LES CATHOLIQUES AFRO-AMÉRICAINS

Histoire d’une fidélité hors du commun


Réflexions sur les black catholics à partir d’une conversation avec Jamie T. Phelps, de la Xavier University of Louisiana


par Jamie T. Phelps


La bénédiction traditionnelle du Mississippi <BR>[© Magnum/Contrasto]

La bénédiction traditionnelle du Mississippi
[© Magnum/Contrasto]

 

Les catholiques de couleur américains, les black catholics, sont les protagonistes d’une histoire oubliée qui voit des gens, touchés par la foi, conquérir patiemment leur identité face à l’histoire et à la culture. C’est l’histoire d’une fidélité hors du commun à l’Église, alors que ces gens, contrairement aux autres catholiques et aux protestants, avaient été condamnés à une invisibilité diffuse. Les États-Unis sont un pays wasp, blanc, anglo-saxon et protestant, où vivent plus de protestants que de catholiques, et nous autres, noirs catholiques, nous nous sentons marginalisés; nombreux sont nos coreligionnaires qui ignorent nos vicissitudes. Je n’oublierai jamais que petite fille, lorsque je disais que j’étais catholique à d’autres catholiques, il arrivait souvent qu’ils me disent: «Alors tu devrais être protestante…». En effet, quand un Noir voulait faire partie d’une paroisse catholique, il était souvent “passé” à la communauté protestante, à l’époque où l’expression extra Ecclesiam nulla salus était prise à la lettre. Ce qui veut dire que nous subissions une double marginalisation.
Bien sûr, si un black catholic est amené à vivre dans une communauté catholique structurée, comme par exemple les Irlandais, il finit par apprendre leurs danses, il fête la Saint Patrick comme eux, il absorbe toute leur culture. C’est ce qui s’est passé pour moi: au fur et à mesure, j’ai absorbé un peu du catholicisme des Italiens, pour la fête de la Table de saint Joseph, un peu de celui des Polonais, des Allemands et ainsi de suite… pour la simple raison que j’allais à l’école.

Une minorité “non négligeable”
L’idée de modifier l’impression négative que les autres avaient de nous n’est pas très ancienne: elle est née vers les années Soixante du siècle dernier. Nous avons pensé qu’en tant que communauté, nous devions d’abord nous donner un nom, nous sentir en paix avec la couleur de notre peau, et même en être fiers. Et puis nous avons redécouvert que nos racines étaient solidement plongées dans le christianisme des premiers siècles en Afrique du Nord. Nous devions récupérer cette histoire. D’ailleurs, les chiffres nous donnaient raison: il y a actuellement 270 millions de catholiques d’origine africaine, soit environ un cinquième de la totalité des catholiques dans le monde. Trois millions d’entre eux vivent aux États-Unis, et ils sont catholiques romains.
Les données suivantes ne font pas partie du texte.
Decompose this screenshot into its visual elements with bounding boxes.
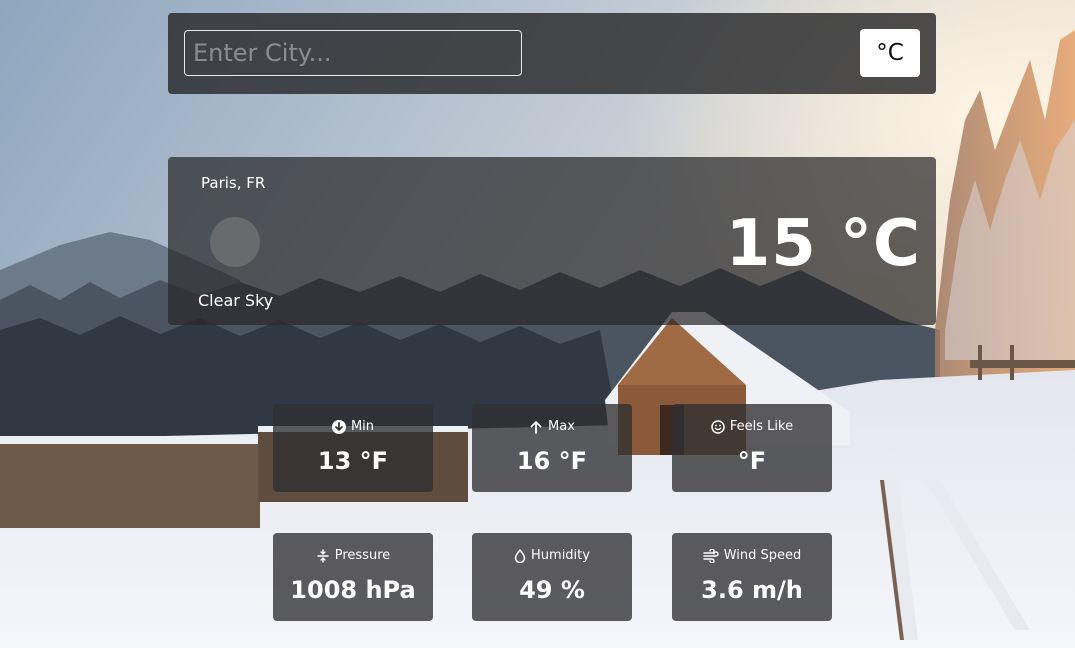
wind-speed-value: 3.6 m/h: [701, 576, 803, 604]
max-temp-card: Max 16 °F: [472, 404, 632, 492]
min-label: Min: [350, 419, 375, 434]
feels-like-card: Feels Like °F: [672, 404, 832, 492]
current-temperature: 15 °C: [725, 207, 921, 281]
weather-condition: Clear Sky: [198, 291, 274, 310]
min-value: 13 °F: [317, 447, 389, 475]
pressure-value: 1008 hPa: [290, 576, 416, 604]
max-value: 16 °F: [516, 447, 588, 475]
city-search-input[interactable]: [184, 30, 522, 76]
wind-icon: [703, 548, 719, 563]
unit-toggle-button[interactable]: °C: [860, 29, 920, 77]
search-bar: °C: [168, 13, 936, 94]
humidity-value: 49 %: [519, 576, 585, 604]
pressure-icon: [316, 548, 330, 563]
arrow-down-circle-icon: [331, 419, 346, 434]
wind-speed-label: Wind Speed: [723, 548, 802, 563]
min-temp-card: Min 13 °F: [273, 404, 433, 492]
pressure-label: Pressure: [334, 548, 391, 563]
weather-icon: [210, 217, 260, 267]
pressure-card: Pressure 1008 hPa: [273, 533, 433, 621]
arrow-up-icon: [529, 420, 543, 434]
current-weather-card: Paris, FR Clear Sky 15 °C: [168, 157, 936, 325]
feels-like-label: Feels Like: [729, 419, 794, 434]
max-label: Max: [548, 419, 575, 434]
humidity-label: Humidity: [531, 548, 590, 563]
wind-speed-card: Wind Speed 3.6 m/h: [672, 533, 832, 621]
humidity-card: Humidity 49 %: [472, 533, 632, 621]
feels-like-value: °F: [737, 447, 767, 475]
water-drop-icon: [514, 548, 526, 563]
smiley-icon: [711, 419, 725, 434]
location-label: Paris, FR: [201, 174, 266, 192]
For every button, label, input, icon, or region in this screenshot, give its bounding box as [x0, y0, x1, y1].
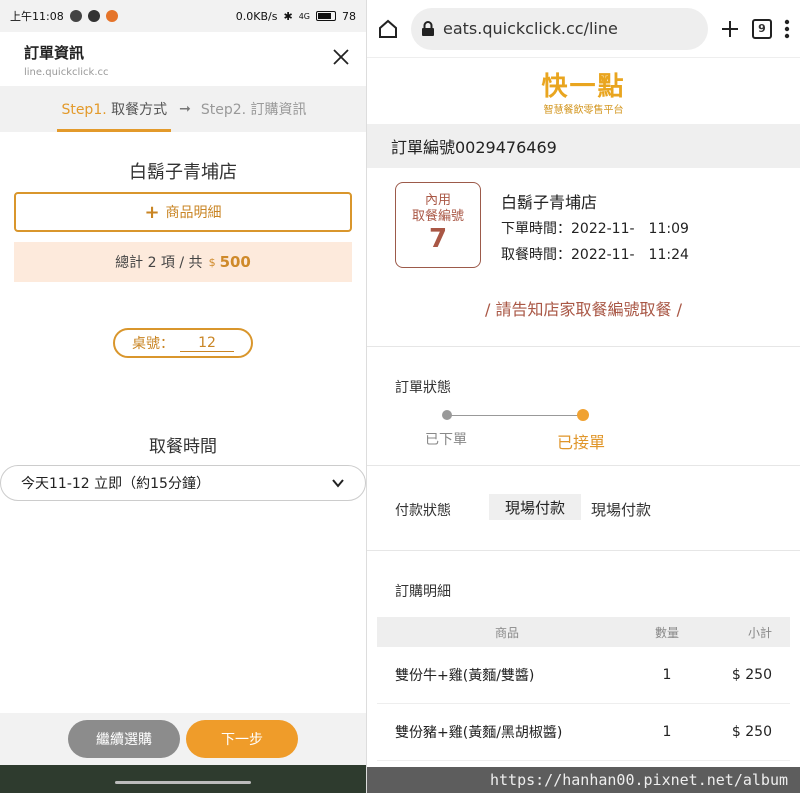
- chevron-down-icon: [332, 479, 344, 488]
- item-name: 雙份豬+雞(黃麵/黑胡椒醬): [395, 725, 563, 741]
- arrow-right-icon: ➞: [179, 101, 191, 117]
- pickup-notice: / 請告知店家取餐編號取餐 /: [367, 290, 800, 347]
- browser-toolbar: eats.quickclick.cc/line 9: [367, 0, 800, 58]
- item-details-button[interactable]: + 商品明細: [14, 192, 352, 232]
- store-name: 白鬍子青埔店: [129, 162, 237, 183]
- order-number: 訂單編號0029476469: [367, 124, 800, 168]
- url-bar[interactable]: eats.quickclick.cc/line: [411, 7, 708, 50]
- currency-symbol: $: [208, 255, 216, 269]
- payment-status-label: 付款狀態: [395, 503, 451, 519]
- table-number-label: 桌號：: [132, 336, 174, 352]
- url-text: eats.quickclick.cc/line: [443, 19, 618, 38]
- order-items-table: 商品 數量 小計 雙份牛+雞(黃麵/雙醬) 1 $ 250 雙份豬+雞(黃麵/黑…: [377, 617, 790, 761]
- pickup-time-value: 今天11-12 立即（約15分鐘）: [21, 476, 210, 492]
- modal-subtitle: line.quickclick.cc: [24, 67, 109, 78]
- total-label: 總計 2 項 / 共: [115, 255, 203, 271]
- table-number-field[interactable]: 桌號： 12: [113, 328, 253, 358]
- more-options-icon[interactable]: [784, 19, 790, 39]
- header-qty: 數量: [654, 625, 679, 640]
- step-accepted-dot: [577, 409, 589, 421]
- new-tab-icon[interactable]: [720, 19, 740, 39]
- item-name: 雙份牛+雞(黃麵/雙醬): [395, 668, 535, 684]
- step-placed-label: 已下單: [425, 432, 467, 448]
- brand-logo: 快一點 智慧餐飲零售平台: [367, 58, 800, 124]
- modal-title: 訂單資訊: [24, 44, 85, 62]
- step-1-prefix: Step1.: [61, 102, 107, 118]
- store-name: 白鬍子青埔店: [501, 193, 598, 212]
- brand-name: 快一點: [541, 72, 626, 102]
- battery-level: 78: [342, 9, 356, 23]
- brand-tagline: 智慧餐飲零售平台: [543, 105, 624, 116]
- step-2: Step2. 訂購資訊: [200, 102, 307, 118]
- payment-section: 付款狀態 現場付款 現場付款: [367, 466, 800, 551]
- progress-line: [447, 415, 585, 416]
- step-1: Step1. 取餐方式: [57, 99, 171, 132]
- payment-method-text: 現場付款: [591, 501, 652, 519]
- item-subtotal: $ 250: [731, 724, 772, 740]
- home-gesture-handle[interactable]: [115, 781, 251, 784]
- order-status-label: 訂單狀態: [395, 380, 451, 396]
- step-1-name: 取餐方式: [111, 102, 168, 118]
- continue-shopping-button[interactable]: 繼續選購: [68, 720, 180, 758]
- table-row: 雙份豬+雞(黃麵/黑胡椒醬) 1 $ 250: [377, 704, 790, 761]
- tab-count-button[interactable]: 9: [752, 18, 772, 39]
- step-accepted-label: 已接單: [557, 433, 606, 452]
- next-step-button[interactable]: 下一步: [186, 720, 298, 758]
- total-amount: 500: [219, 253, 251, 271]
- step-indicator: Step1. 取餐方式 ➞ Step2. 訂購資訊: [0, 86, 366, 132]
- item-subtotal: $ 250: [731, 667, 772, 683]
- pickup-time: 取餐時間：2022-11- 11:24: [501, 247, 689, 263]
- status-bar: 上午11:08 0.0KB/s ✱ 4G 78: [0, 0, 366, 32]
- header-item: 商品: [494, 625, 519, 640]
- item-qty: 1: [662, 724, 672, 740]
- lock-icon: [422, 20, 434, 36]
- header-subtotal: 小計: [747, 625, 772, 640]
- payment-method-chip: 現場付款: [489, 494, 582, 520]
- pickup-number-box: 內用 取餐編號 7: [395, 182, 481, 268]
- network-speed: 0.0KB/s: [235, 9, 278, 23]
- notification-icon: [69, 10, 82, 22]
- table-header: 商品 數量 小計: [377, 617, 790, 647]
- close-icon[interactable]: [330, 46, 352, 68]
- order-status-section: 訂單狀態 已下單 已接單: [367, 347, 800, 466]
- modal-header: 訂單資訊 line.quickclick.cc: [0, 32, 366, 86]
- system-nav-bar: [0, 765, 366, 793]
- item-qty: 1: [662, 667, 672, 683]
- bluetooth-icon: ✱: [283, 9, 293, 23]
- pickup-number-label: 取餐編號: [411, 209, 464, 224]
- pickup-time-select[interactable]: 今天11-12 立即（約15分鐘）: [0, 465, 366, 501]
- order-info: 白鬍子青埔店 下單時間：2022-11- 11:09 取餐時間：2022-11-…: [501, 190, 689, 268]
- order-time: 下單時間：2022-11- 11:09: [501, 221, 689, 237]
- total-summary: 總計 2 項 / 共 $ 500: [14, 242, 352, 282]
- item-details-label: 商品明細: [165, 205, 222, 221]
- plus-icon: +: [144, 201, 160, 223]
- table-row: 雙份牛+雞(黃麵/雙醬) 1 $ 250: [377, 647, 790, 704]
- order-info-panel: 上午11:08 0.0KB/s ✱ 4G 78 訂單資訊 line.quickc…: [0, 0, 366, 793]
- dine-in-label: 內用: [424, 193, 451, 208]
- ticket-section: 內用 取餐編號 7 白鬍子青埔店 下單時間：2022-11- 11:09 取餐時…: [367, 168, 800, 290]
- table-number-value[interactable]: 12: [180, 335, 234, 352]
- battery-icon: [316, 11, 336, 21]
- pickup-number: 7: [428, 224, 448, 254]
- action-bar: 繼續選購 下一步: [0, 713, 366, 765]
- network-type: 4G: [298, 11, 310, 21]
- order-status-panel: eats.quickclick.cc/line 9 快一點 智慧餐飲零售平台 訂…: [366, 0, 800, 793]
- step-placed-dot: [442, 410, 452, 420]
- parking-icon: [87, 10, 100, 22]
- pickup-time-label: 取餐時間: [149, 437, 217, 457]
- watermark: https://hanhan00.pixnet.net/album: [367, 767, 800, 793]
- app-icon: [105, 10, 118, 22]
- home-icon[interactable]: [377, 18, 399, 40]
- status-time: 上午11:08: [10, 10, 64, 23]
- order-details-label: 訂購明細: [395, 584, 451, 600]
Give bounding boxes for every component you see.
Certains jugent que nous, les black catholics, nous sommes statistiquement négligeables, même si nous représentons une tradition qui remonte à trois ou quatre générations, comme à New Orleans, à Baltimore, à Chicago et dans plusieurs États. Trois millions, sur un total de 60 millions de catholiques américains, c’est exactement le nombre des catholiques irlandais! Aujourd’hui, il y a aux États-Unis environ mille trois cents lieux de culte catholiques fréquentés en majorité par des personnes de couleur, ou en tout cas par des fidèles de différentes ethnies; et n’oublions pas ceux d’entre nous qui reçoivent les sacrements dans les paroisses de majorité “blanche”, et dont on ignore le nombre. On compte, parmi les catholiques afro-américains, 250 prêtres, 380 diacres permanents, 300 religieuses, sans compter les frères laïques et les bénévoles qui prêtent leurs services à l’Église, dont on ignore aussi le nombre. Et pensons aussi à tous ceux d’entre nous, de la “diaspora africaine” – prêtres, diacres, religieux et religieuses, laïcs de l’Afrique continentale, des Caraïbes ou de l’Amérique Latine – qui exercent un ministère dans l’Église, dont je ne pourrais pas dire le nombre exact.

À quoi croient les black catholics
À quoi croient les catholiques américains de couleur? Ils croient à ce que croit l’Église catholique romaine, et comme chaque communauté de fidèles, ils le font avec des caractéristiques ou des modalités particulières.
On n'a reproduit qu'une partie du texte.